In Paul Turner's Blog by Paul Turner

Q: Thank you very much for your blog and all the information and wisdom you provide.  To that end, a question:

GIRM 180 instructs, at the doxology, the Deacon “…stands next to the Priest, and holds the chalice elevated…” while making no mention of how the Deacon got the chalice in the first place.  On the USCCB web site, in a section titled “The Deacon at Mass” ( there is language different from the GIRM which makes reference to the Deacon receiving the chalice from the celebrant:

“At the final doxology of the Eucharistic Prayer, the deacon stands next to the priest, and after the priest (or Bishop) hands him the chalice, he elevates the chalice as the priest raises the paten with the Eucharistic bread, until the people have responded with the acclamation Amen (no. 180).”

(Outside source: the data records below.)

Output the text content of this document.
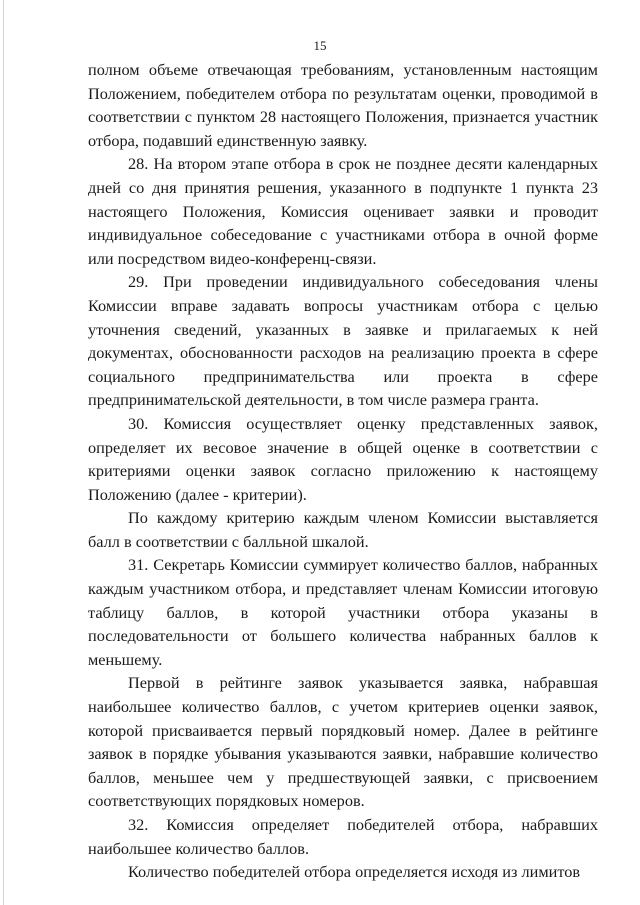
15

полном объеме отвечающая требованиям, установленным настоящим Положением, победителем отбора по результатам оценки, проводимой в соответствии с пунктом 28 настоящего Положения, признается участник отбора, подавший единственную заявку.

28. На втором этапе отбора в срок не позднее десяти календарных дней со дня принятия решения, указанного в подпункте 1 пункта 23 настоящего Положения, Комиссия оценивает заявки и проводит индивидуальное собеседование с участниками отбора в очной форме или посредством видео-конференц-связи.

29. При проведении индивидуального собеседования члены Комиссии вправе задавать вопросы участникам отбора с целью уточнения сведений, указанных в заявке и прилагаемых к ней документах, обоснованности расходов на реализацию проекта в сфере социального предпринимательства или проекта в сфере предпринимательской деятельности, в том числе размера гранта.

30. Комиссия осуществляет оценку представленных заявок, определяет их весовое значение в общей оценке в соответствии с критериями оценки заявок согласно приложению к настоящему Положению (далее - критерии).

По каждому критерию каждым членом Комиссии выставляется балл в соответствии с балльной шкалой.

31. Секретарь Комиссии суммирует количество баллов, набранных каждым участником отбора, и представляет членам Комиссии итоговую таблицу баллов, в которой участники отбора указаны в последовательности от большего количества набранных баллов к меньшему.

Первой в рейтинге заявок указывается заявка, набравшая наибольшее количество баллов, с учетом критериев оценки заявок, которой присваивается первый порядковый номер. Далее в рейтинге заявок в порядке убывания указываются заявки, набравшие количество баллов, меньшее чем у предшествующей заявки, с присвоением соответствующих порядковых номеров.

32. Комиссия определяет победителей отбора, набравших наибольшее количество баллов.

Количество победителей отбора определяется исходя из лимитов
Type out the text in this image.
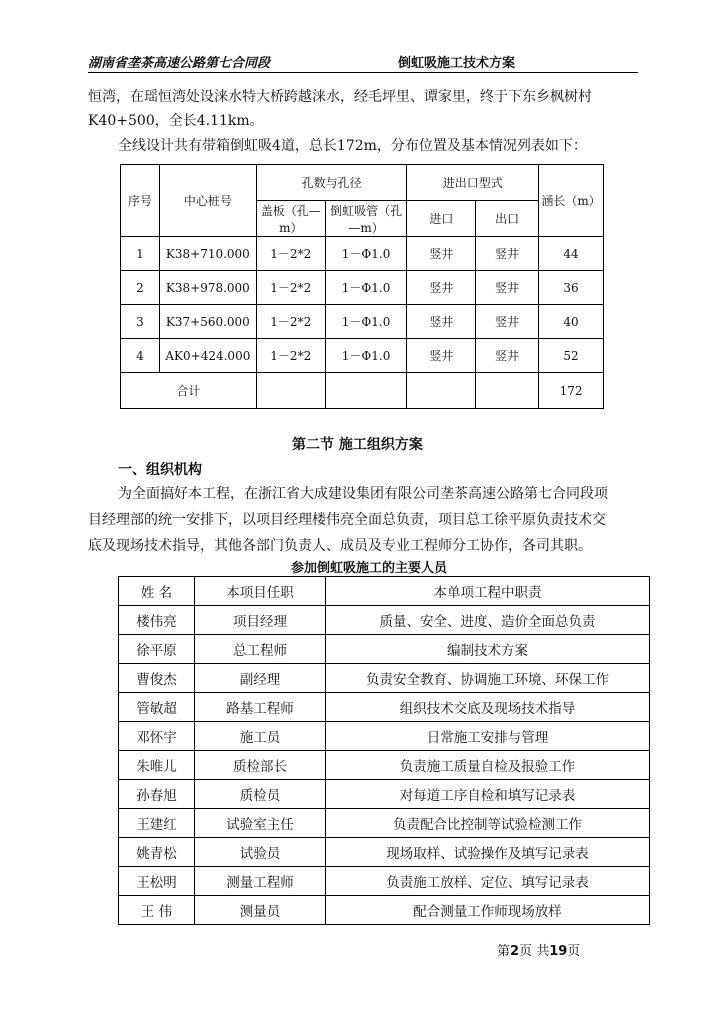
湖南省垄茶高速公路第七合同段	倒虹吸施工技术方案
恒湾，在瑶恒湾处设涞水特大桥跨越涞水，经毛坪里、谭家里，终于下东乡枫树村
K40+500，全长4.11km。
全线设计共有带箱倒虹吸4道，总长172m，分布位置及基本情况列表如下：
序号	中心桩号	孔数与孔径		进出口型式		涵长（m）
		盖板（孔—m）	倒虹吸管（孔—m）	进口	出口	
1	K38+710.000	1－2*2	1－Φ1.0	竖井	竖井	44
2	K38+978.000	1－2*2	1－Φ1.0	竖井	竖井	36
3	K37+560.000	1－2*2	1－Φ1.0	竖井	竖井	40
4	AK0+424.000	1－2*2	1－Φ1.0	竖井	竖井	52
合计						172
第二节 施工组织方案
一、组织机构
为全面搞好本工程，在浙江省大成建设集团有限公司垄茶高速公路第七合同段项
目经理部的统一安排下，以项目经理楼伟亮全面总负责，项目总工徐平原负责技术交
底及现场技术指导，其他各部门负责人、成员及专业工程师分工协作，各司其职。
参加倒虹吸施工的主要人员
姓 名	本项目任职	本单项工程中职责
楼伟亮	项目经理	质量、安全、进度、造价全面总负责
徐平原	总工程师	编制技术方案
曹俊杰	副经理	负责安全教育、协调施工环境、环保工作
管敏超	路基工程师	组织技术交底及现场技术指导
邓怀宇	施工员	日常施工安排与管理
朱唯儿	质检部长	负责施工质量自检及报验工作
孙春旭	质检员	对每道工序自检和填写记录表
王建红	试验室主任	负责配合比控制等试验检测工作
姚青松	试验员	现场取样、试验操作及填写记录表
王松明	测量工程师	负责施工放样、定位、填写记录表
王 伟	测量员	配合测量工作师现场放样
第2页 共19页
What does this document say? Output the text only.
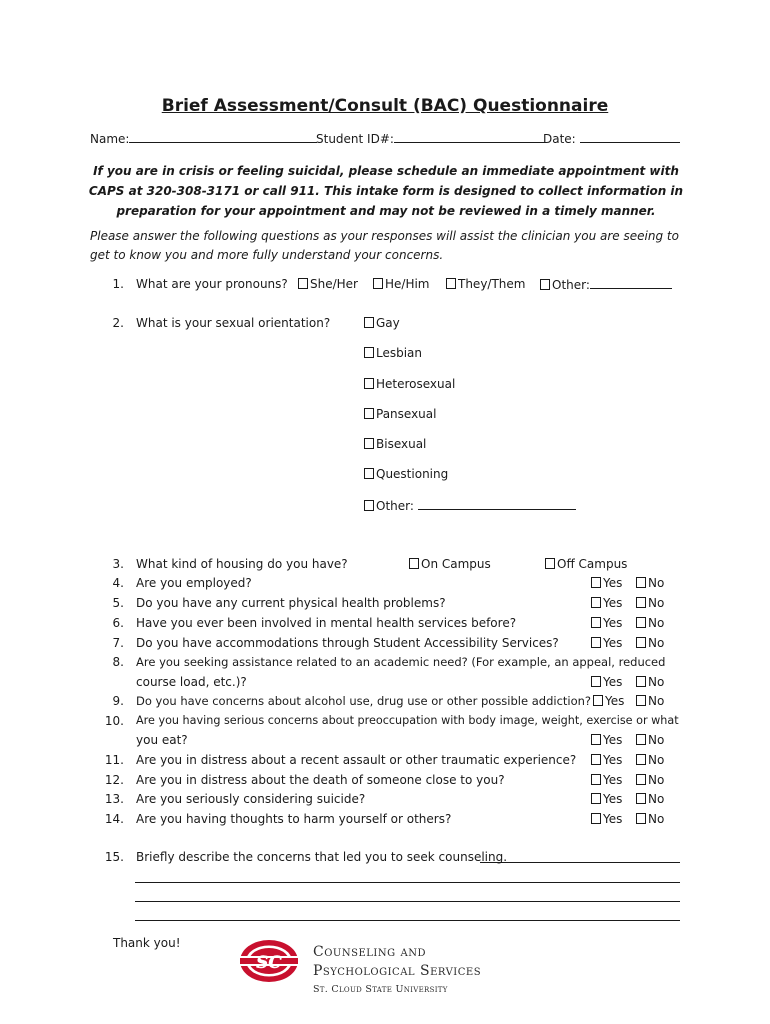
Brief Assessment/Consult (BAC) Questionnaire
Name:	Student ID#:	Date:
If you are in crisis or feeling suicidal, please schedule an immediate appointment with CAPS at 320-308-3171 or call 911. This intake form is designed to collect information in preparation for your appointment and may not be reviewed in a timely manner.
Please answer the following questions as your responses will assist the clinician you are seeing to get to know you and more fully understand your concerns.
1. What are your pronouns?	She/Her	He/Him	They/Them	Other:
2. What is your sexual orientation?	Gay
Lesbian
Heterosexual
Pansexual
Bisexual
Questioning
Other:
3. What kind of housing do you have?	On Campus	Off Campus
4. Are you employed?	Yes	No
5. Do you have any current physical health problems?	Yes	No
6. Have you ever been involved in mental health services before?	Yes	No
7. Do you have accommodations through Student Accessibility Services?	Yes	No
8. Are you seeking assistance related to an academic need? (For example, an appeal, reduced
course load, etc.)?	Yes	No
9. Do you have concerns about alcohol use, drug use or other possible addiction?	Yes	No
10. Are you having serious concerns about preoccupation with body image, weight, exercise or what
you eat?	Yes	No
11. Are you in distress about a recent assault or other traumatic experience?	Yes	No
12. Are you in distress about the death of someone close to you?	Yes	No
13. Are you seriously considering suicide?	Yes	No
14. Are you having thoughts to harm yourself or others?	Yes	No
15. Briefly describe the concerns that led you to seek counseling.
Thank you!
SC
Counseling and
Psychological Services
St. Cloud State University
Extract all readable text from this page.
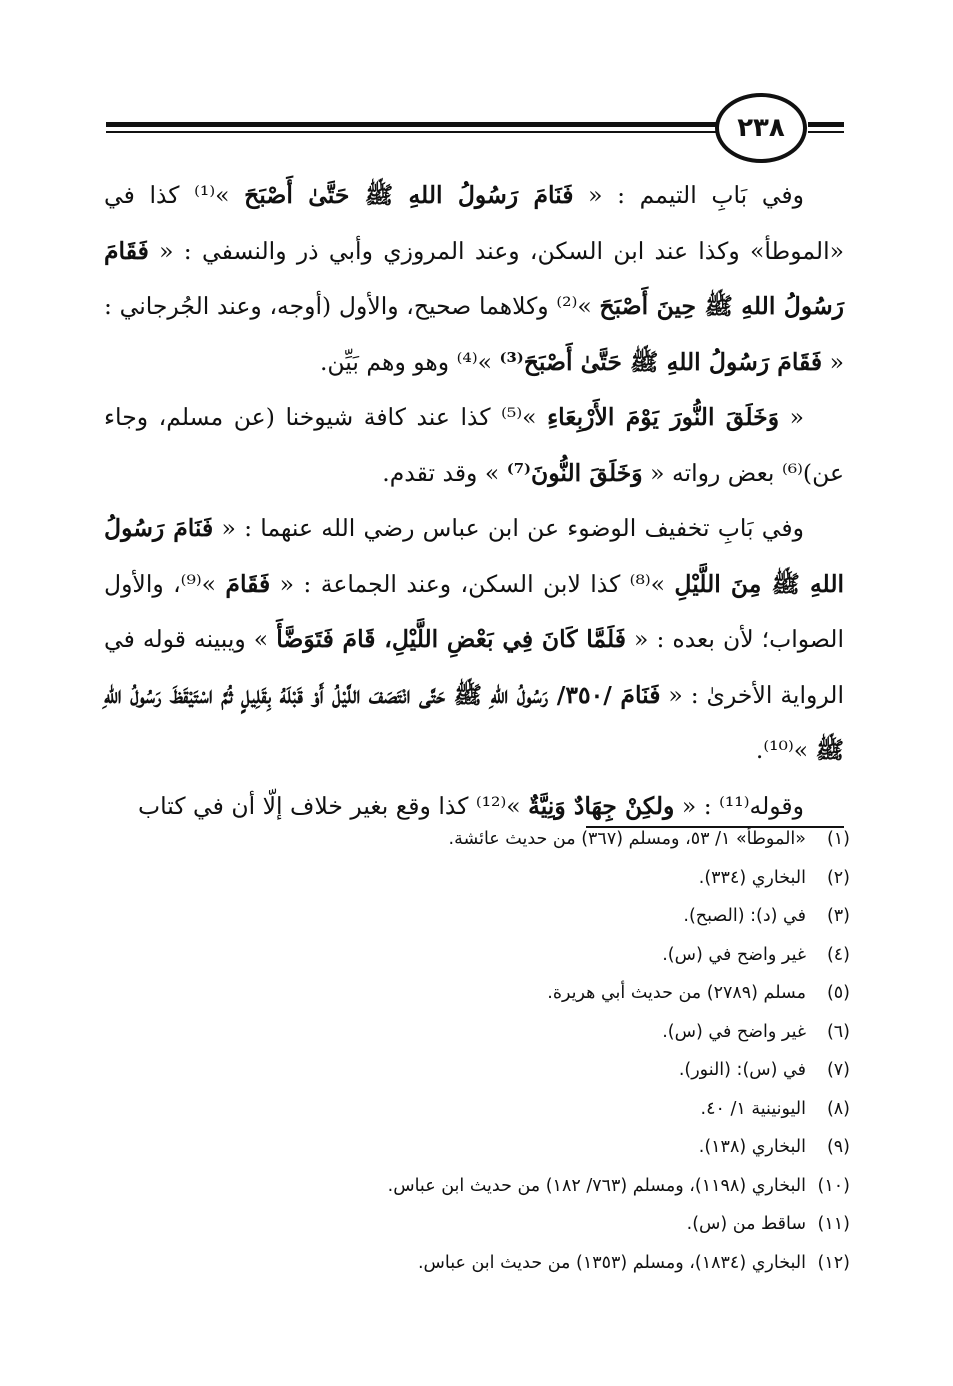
٢٣٨

وفي بَابِ التيمم : « فَنَامَ رَسُولُ اللهِ ﷺ حَتَّىٰ أَصْبَحَ »⁽¹⁾ كذا في «الموطأ» وكذا عند ابن السكن، وعند المروزي وأبي ذر والنسفي : « فَقَامَ رَسُولُ اللهِ ﷺ حِينَ أَصْبَحَ »⁽²⁾ وكلاهما صحيح، والأول (أوجه، وعند الجُرجاني : « فَقَامَ رَسُولُ اللهِ ﷺ حَتَّىٰ أَصْبَحَ⁽³⁾ »⁽⁴⁾ وهو وهم بَيِّن.

« وَخَلَقَ النُّورَ يَوْمَ الأَرْبِعَاءِ »⁽⁵⁾ كذا عند كافة شيوخنا (عن مسلم، وجاء عن)⁽⁶⁾ بعض رواته « وَخَلَقَ النُّونَ⁽⁷⁾ » وقد تقدم.

وفي بَابِ تخفيف الوضوء عن ابن عباس رضي الله عنهما : « فَنَامَ رَسُولُ اللهِ ﷺ مِنَ اللَّيْلِ »⁽⁸⁾ كذا لابن السكن، وعند الجماعة : « فَقَامَ »⁽⁹⁾، والأول الصواب؛ لأن بعده : « فَلَمَّا كَانَ فِي بَعْضِ اللَّيْلِ، قَامَ فَتَوَضَّأَ » ويبينه قوله في الرواية الأخرىٰ : « فَنَامَ /٣٥٠/ رَسُولُ اللهِ ﷺ حَتَّى انْتَصَفَ اللَّيْلُ أَوْ قَبْلَهُ بِقَلِيلٍ ثُمَّ اسْتَيْقَظَ رَسُولُ اللهِ ﷺ »⁽¹⁰⁾.

وقوله⁽¹¹⁾ : « ولكِنْ جِهَادٌ وَنِيَّةٌ »⁽¹²⁾ كذا وقع بغير خلاف إلّا أن في كتاب

(١)
«الموطأ» ١/ ٥٣، ومسلم (٣٦٧) من حديث عائشة.
(٢)
البخاري (٣٣٤).
(٣)
في (د): (الصبح).
(٤)
غير واضح في (س).
(٥)
مسلم (٢٧٨٩) من حديث أبي هريرة.
(٦)
غير واضح في (س).
(٧)
في (س): (النور).
(٨)
اليونينية ١/ ٤٠.
(٩)
البخاري (١٣٨).
(١٠)
البخاري (١١٩٨)، ومسلم (٧٦٣/ ١٨٢) من حديث ابن عباس.
(١١)
ساقط من (س).
(١٢)
البخاري (١٨٣٤)، ومسلم (١٣٥٣) من حديث ابن عباس.
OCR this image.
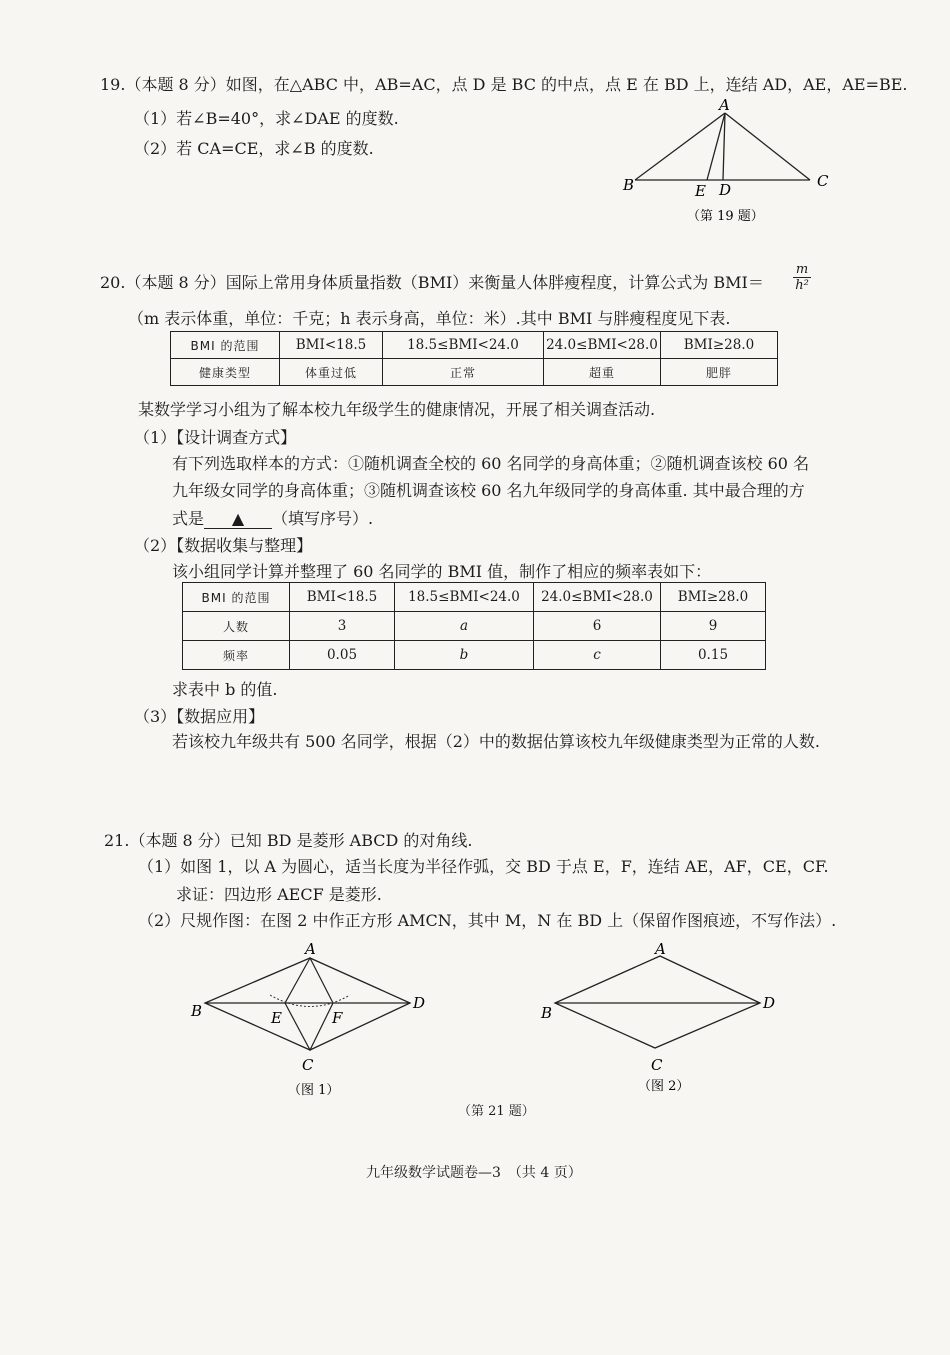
19.（本题 8 分）如图，在△ABC 中，AB=AC，点 D 是 BC 的中点，点 E 在 BD 上，连结 AD，AE，AE=BE.
（1）若∠B=40°，求∠DAE 的度数.
（2）若 CA=CE，求∠B 的度数.
A
B	C
D
E
（第 19 题）
20.（本题 8 分）国际上常用身体质量指数（BMI）来衡量人体胖瘦程度，计算公式为 $BMI= \frac{m}{\text{h²}}$
（m 表示体重，单位：千克；h 表示身高，单位：米）.其中 BMI 与胖瘦程度见下表.
BMI 的范围	BMI<18.5	18.5≤BMI<24.0	24.0≤BMI<28.0	BMI≥28.0
健康类型	体重过低	正常	超重	肥胖
某数学学习小组为了解本校九年级学生的健康情况，开展了相关调查活动.
（1）【设计调查方式】
有下列选取样本的方式：①随机调查全校的 60 名同学的身高体重；②随机调查该校 60 名
九年级女同学的身高体重；③随机调查该校 60 名九年级同学的身高体重. 其中最合理的方
式是 ▲ （填写序号）.
（2）【数据收集与整理】
该小组同学计算并整理了 60 名同学的 BMI 值，制作了相应的频率表如下：
BMI 的范围	BMI<18.5	18.5≤BMI<24.0	24.0≤BMI<28.0	BMI≥28.0
人数	3	a	6	9
频率	0.05	b	c	0.15
求表中 b 的值.
（3）【数据应用】
若该校九年级共有 500 名同学，根据（2）中的数据估算该校九年级健康类型为正常的人数.
21.（本题 8 分）已知 BD 是菱形 ABCD 的对角线.
（1）如图 1，以 A 为圆心，适当长度为半径作弧，交 BD 于点 E，F，连结 AE，AF，CE，CF.
求证：四边形 AECF 是菱形.
（2）尺规作图：在图 2 中作正方形 AMCN，其中 M，N 在 BD 上（保留作图痕迹，不写作法）.
A
B
C
D
E	F
（图 1）
A
B
C
D
（图 2）
（第 21 题）
九年级数学试题卷—3　（共 4 页）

After doing a little more research, it appears this addition may be based in #44 from the “Norms for the Distribution and Reception of Holy Communion:”

“44. The chalice may never be left on the altar or another place to be picked up by the communicant for self-communication (except in the case of concelebrating bishops or Priests), nor may the chalice be passed from one communicant to another. There shall always be a minister of the chalice.”

So based on this, am I correct that the Deacon should never pick up the chalice himself at the doxology, but wait for it to be handed to him by the celebrant?  This is how I was taught, but want to be as correct as I can be.


A: My interpretation is that the deacon may pick up the chalice directly from the altar. Some presiders prefer to hand it to him, but I do not see any rubric calling for that. To me, handing the vessel to him seems an unnecessary gesture, so I’ve invited our deacons to pick the chalice up themselves.

NDHC 38 allows the deacon to give communion to the extraordinary ministers. Surely the priest is not handing each vessel to the deacon to hand to the minister. It is within the competency of the deacon to take up a chalice from the altar.